À l'extérieur du secteur du mont Bellevue, il ne s'agit toutefois pas de la variété Arion ater, importée accidentellement d'Europe il y a une cinquantaine d'années. Il s'agit plutôt de deux variétés indigènes, communément appelées «limaces brunes» et «limaces communes».
Le pire est à venir
Raymond Pelletier, de Saint-Denis-de-Brompton, compte parmi ceux qui voient leur terrain envahis par ces bestioles rampantes.
«L'année passée, j'ai ramassé 3000 limaces chez moi!» s'exclame-t-il.
Et le pire semble encore à venir cette saison, assurent des spécialistes.
«La saison actuelle se prêtre vraiment très bien à la prolifération des limaces parce qu'elles ont besoin d'humidité, d'eau et de temps gris pour se développer et se déplacer», précise Pierre Cameron, président de Groupe Cameron.
Même si elle est indigène, la limace possède bien peu de prédateurs naturels. Ainsi, pour espérer pouvoir marcher pieds nus autour de sa maison, l'humain n'a pas beaucoup d'autres choix que d'intervenir pour régler le problème... ou du moins, pour l'atténuer.

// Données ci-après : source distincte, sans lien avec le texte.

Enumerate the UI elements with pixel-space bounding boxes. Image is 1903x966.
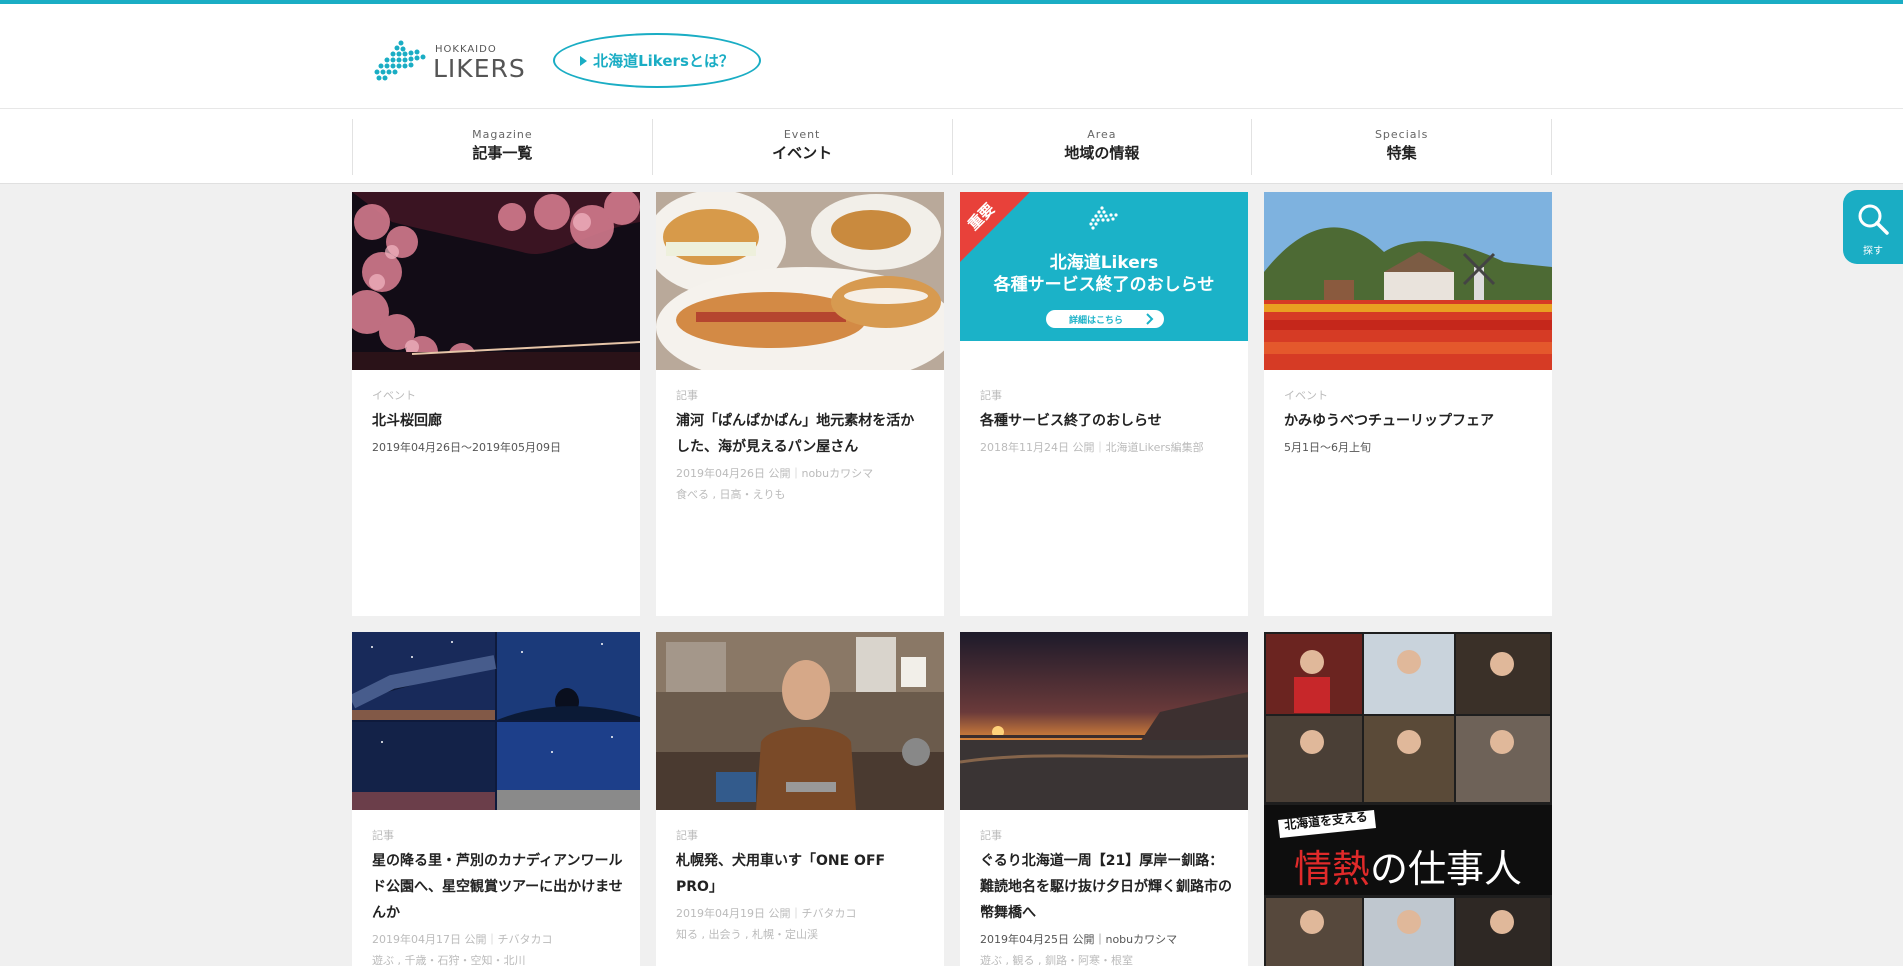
site-logo[interactable]: HOKKAIDO LIKERS xyxy=(371,34,526,86)
card-title[interactable]: 浦河「ぱんぱかぱん」地元素材を活かした、海が見えるパン屋さん xyxy=(676,408,928,460)
article-card[interactable]: イベント 北斗桜回廊 2019年04月26日〜2019年05月09日 xyxy=(352,192,640,616)
banner-main-red: 情熱 xyxy=(1293,847,1370,891)
article-card[interactable]: 記事 札幌発、犬用車いす「ONE OFF PRO」 2019年04月19日 公開… xyxy=(656,632,944,966)
nav-item-jp-label: 特集 xyxy=(1386,144,1417,162)
card-title[interactable]: 各種サービス終了のおしらせ xyxy=(980,408,1232,434)
card-title[interactable]: かみゆうべつチューリップフェア xyxy=(1284,408,1536,434)
card-category: 記事 xyxy=(372,829,394,842)
card-category: 記事 xyxy=(676,389,698,402)
card-image-bread[interactable] xyxy=(656,192,944,370)
article-card[interactable]: 記事 星の降る里・芦別のカナディアンワールド公園へ、星空観賞ツアーに出かけません… xyxy=(352,632,640,966)
card-tags[interactable]: 知る , 出会う , 札幌・定山渓 xyxy=(676,927,928,943)
card-image-notice-banner[interactable]: 重要 北海道Likers 各種サービス終了のおしらせ 詳細はこちら xyxy=(960,192,1248,341)
card-image-starry-sky[interactable] xyxy=(352,632,640,810)
card-tags[interactable]: 遊ぶ , 千歳・石狩・空知・北川 xyxy=(372,953,624,966)
nav-item-jp-label: 地域の情報 xyxy=(1064,144,1140,162)
nav-item-en-label: Specials xyxy=(1374,128,1429,141)
search-tab-label: 探す xyxy=(1863,246,1883,257)
nav-item-en-label: Event xyxy=(783,128,821,141)
card-category: 記事 xyxy=(980,389,1002,402)
card-category: 記事 xyxy=(676,829,698,842)
search-tab[interactable]: 探す xyxy=(1843,190,1903,264)
banner-detail-button[interactable]: 詳細はこちら xyxy=(1046,313,1146,326)
site-header: HOKKAIDO LIKERS 北海道Likersとは？ xyxy=(0,4,1903,108)
banner-line2: 各種サービス終了のおしらせ xyxy=(993,275,1215,295)
card-title[interactable]: 北斗桜回廊 xyxy=(372,408,624,434)
article-card[interactable]: 記事 浦河「ぱんぱかぱん」地元素材を活かした、海が見えるパン屋さん 2019年0… xyxy=(656,192,944,616)
card-date: 2019年04月26日〜2019年05月09日 xyxy=(372,441,561,454)
banner-main-rest: の仕事人 xyxy=(1370,847,1523,891)
search-icon xyxy=(1858,204,1889,235)
article-card[interactable]: 重要 北海道Likers 各種サービス終了のおしらせ 詳細はこちら 記事 各種サ… xyxy=(960,192,1248,616)
card-date: 5月1日〜6月上旬 xyxy=(1284,441,1371,454)
main-nav: Magazine 記事一覧 Event イベント Area 地域の情報 Spec… xyxy=(0,108,1903,184)
about-link-label: 北海道Likersとは？ xyxy=(593,52,734,70)
card-category: 記事 xyxy=(980,829,1002,842)
card-tags[interactable]: 食べる , 日高・えりも xyxy=(676,487,928,503)
card-image-sunset[interactable] xyxy=(960,632,1248,810)
nav-item-en-label: Area xyxy=(1087,128,1117,141)
logo-likers-text: LIKERS xyxy=(433,54,526,83)
card-date: 2019年04月19日 公開｜チバタカコ xyxy=(676,907,857,920)
card-category: イベント xyxy=(1284,389,1328,402)
card-title[interactable]: ぐるり北海道一周【21】厚岸ー釧路：難読地名を駆け抜け夕日が輝く釧路市の幣舞橋へ xyxy=(980,848,1232,926)
nav-item-jp-label: イベント xyxy=(772,144,833,162)
card-date: 2018年11月24日 公開｜北海道Likers編集部 xyxy=(980,441,1204,454)
nav-item-magazine[interactable]: Magazine 記事一覧 xyxy=(352,119,652,175)
article-card[interactable]: イベント かみゆうべつチューリップフェア 5月1日〜6月上旬 xyxy=(1264,192,1552,616)
nav-item-specials[interactable]: Specials 特集 xyxy=(1251,119,1552,175)
hokkaido-map-icon xyxy=(374,40,426,81)
play-triangle-icon xyxy=(580,55,588,66)
card-date: 2019年04月26日 公開｜nobuカワシマ xyxy=(676,467,874,480)
about-hokkaido-likers-link[interactable]: 北海道Likersとは？ xyxy=(553,33,761,88)
card-category: イベント xyxy=(372,389,416,402)
card-date: 2019年04月17日 公開｜チバタカコ xyxy=(372,933,553,946)
card-image-workshop[interactable] xyxy=(656,632,944,810)
card-image-tulip-field[interactable] xyxy=(1264,192,1552,370)
card-image-cherry-blossom[interactable] xyxy=(352,192,640,370)
card-title[interactable]: 星の降る里・芦別のカナディアンワールド公園へ、星空観賞ツアーに出かけませんか xyxy=(372,848,624,926)
nav-item-en-label: Magazine xyxy=(472,128,533,141)
card-title[interactable]: 札幌発、犬用車いす「ONE OFF PRO」 xyxy=(676,848,928,900)
nav-item-area[interactable]: Area 地域の情報 xyxy=(951,119,1252,175)
special-banner-card[interactable]: 北海道を支える 情熱の仕事人 xyxy=(1264,632,1552,966)
passion-workers-banner-image xyxy=(1264,632,1552,966)
nav-item-jp-label: 記事一覧 xyxy=(472,144,533,162)
nav-item-event[interactable]: Event イベント xyxy=(651,119,952,175)
card-date: 2019年04月25日 公開｜nobuカワシマ xyxy=(980,933,1178,946)
article-card[interactable]: 記事 ぐるり北海道一周【21】厚岸ー釧路：難読地名を駆け抜け夕日が輝く釧路市の幣… xyxy=(960,632,1248,966)
card-tags[interactable]: 遊ぶ , 観る , 釧路・阿寒・根室 xyxy=(980,953,1232,966)
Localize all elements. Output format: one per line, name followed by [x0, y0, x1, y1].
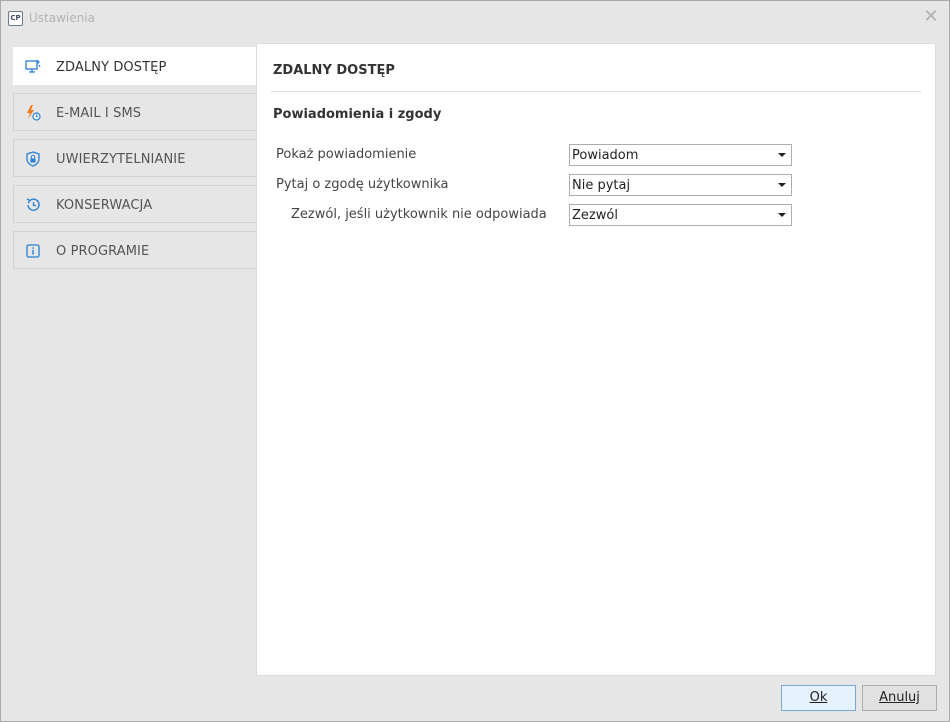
- sidebar-item-label: KONSERWACJA: [56, 198, 153, 213]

«La limace se nourrit de matière organique en décomposition, comme des piles de bois, des tas de feuilles, du paillis dans l'aménagement paysager, etc. Il faut donc contrôler notre environnement pour éviter de leur fournir des habitats beaux, bons, pas chers», ajoute l'exterminateur.
Les barrières naturelles de coquilles d'oeuf, de sable ou de cendres sont aussi fort efficaces. Les pièges à base de bière (non alcoolisée de préférence) font aussi du bon boulot.
Du point de vue chimique, un seul produit est homologué au Canada, mais l'exterminateur Pierre Cameron ne le recommande pas. «C'est un produit extrêmement toxique, même pour les animaux domestiques.»
Le meilleur truc demeure celui-ci: s'armer de bons gants et ramasser les limaces tous les jours. Une par une. «Chaque limace exterminée représente de 25 à 50 limaces de moins pour l'année suivante», précise Pierre Cameron.
La présence des limaces n'est pas dangereuse pour les humains, pas plus que pour les animaux domestiques. Sa fonction dans la nature est d'aider à la décomposition des matières organiques, de permettre une fertilisation naturelle dans les forêts.